Saturday, June 20, 2009

`An Interesting Person'

Seated in the preschool room where I worked Friday afternoon was a woman who reminded me of Picasso’s portrait of Gertrude Stein. She wore a sari of silver and green, much gold jewelry and a bindi. She was a large woman for whom walking was painful. Planted on an undersized chair of plastic and tubular steel, with the sari shrouding her legs, she looked rooted. The paperback she read was printed in a script I couldn’t read.

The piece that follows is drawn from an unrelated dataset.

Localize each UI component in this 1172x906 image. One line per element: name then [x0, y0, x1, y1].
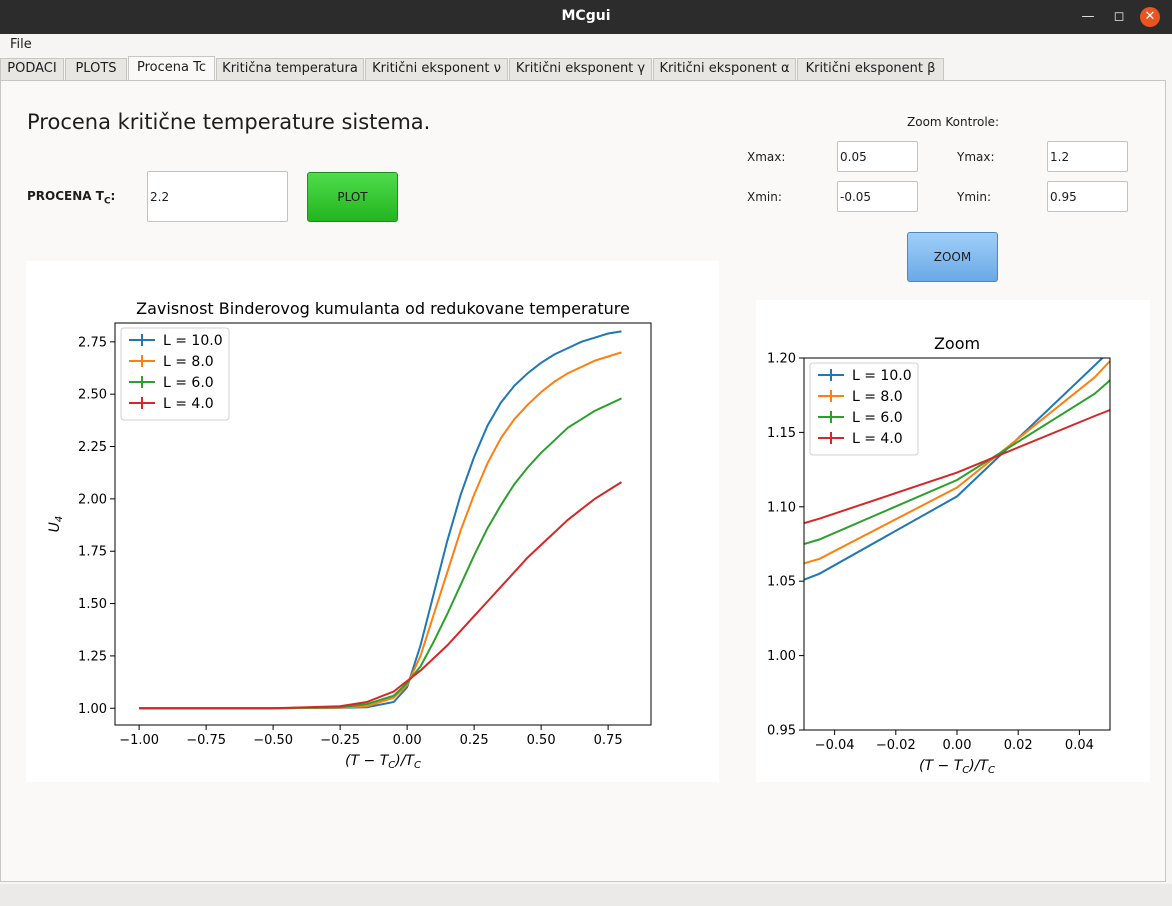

We spoke and I learned she is the sister of another para-educator, and is visiting from India. I asked about the book. “It is an historical epic, the story of my people,” she said. “Fiction?” I asked. “A novel?” “No, The Mahābhārata. You know of it?” I read a sizeable selection in translation 35 years ago. The entire epic is more than 10 times as long as The Iliad and Odyssey combined. “And did you enjoy it?” I had to confess I couldn’t remember. I was young and could read any book of even marginal interest, often retaining not a syllable. I told her I had reread The Bhagavad Gita about 15 years ago when a friend was teaching it in college and asked me to discuss it with her students.

Classical Indian literature I came to by way of Thoreau and Emerson. The former borrowed an 1834 French translation of The Mahābhārata from the Harvard College Library in 1849 and translated portions of it into English. Thoreau incorporates a passage from the “Harivansa” section of the epic into the “Where I Lived, and What I Lived For” chapter of Walden:

“The Harivansa says, `An abode without birds is like a meat without seasoning.’ Such was not my abode, for I found myself suddenly neighbor to the birds; not by having imprisoned one, but having caged myself near them.”

The cultural favor was returned when Gandhi read Thoreau and cited him, with Ruskin and Tolstoy, as important Western influences on his thought. I shared this, in brief, with the visitor from India – a woman who looks severe, even intimidating, until she smiles. “Now you must read The Mahābhārata, and I shall read this Thoreau you mention. He must have been an interesting person,” she said, smiling.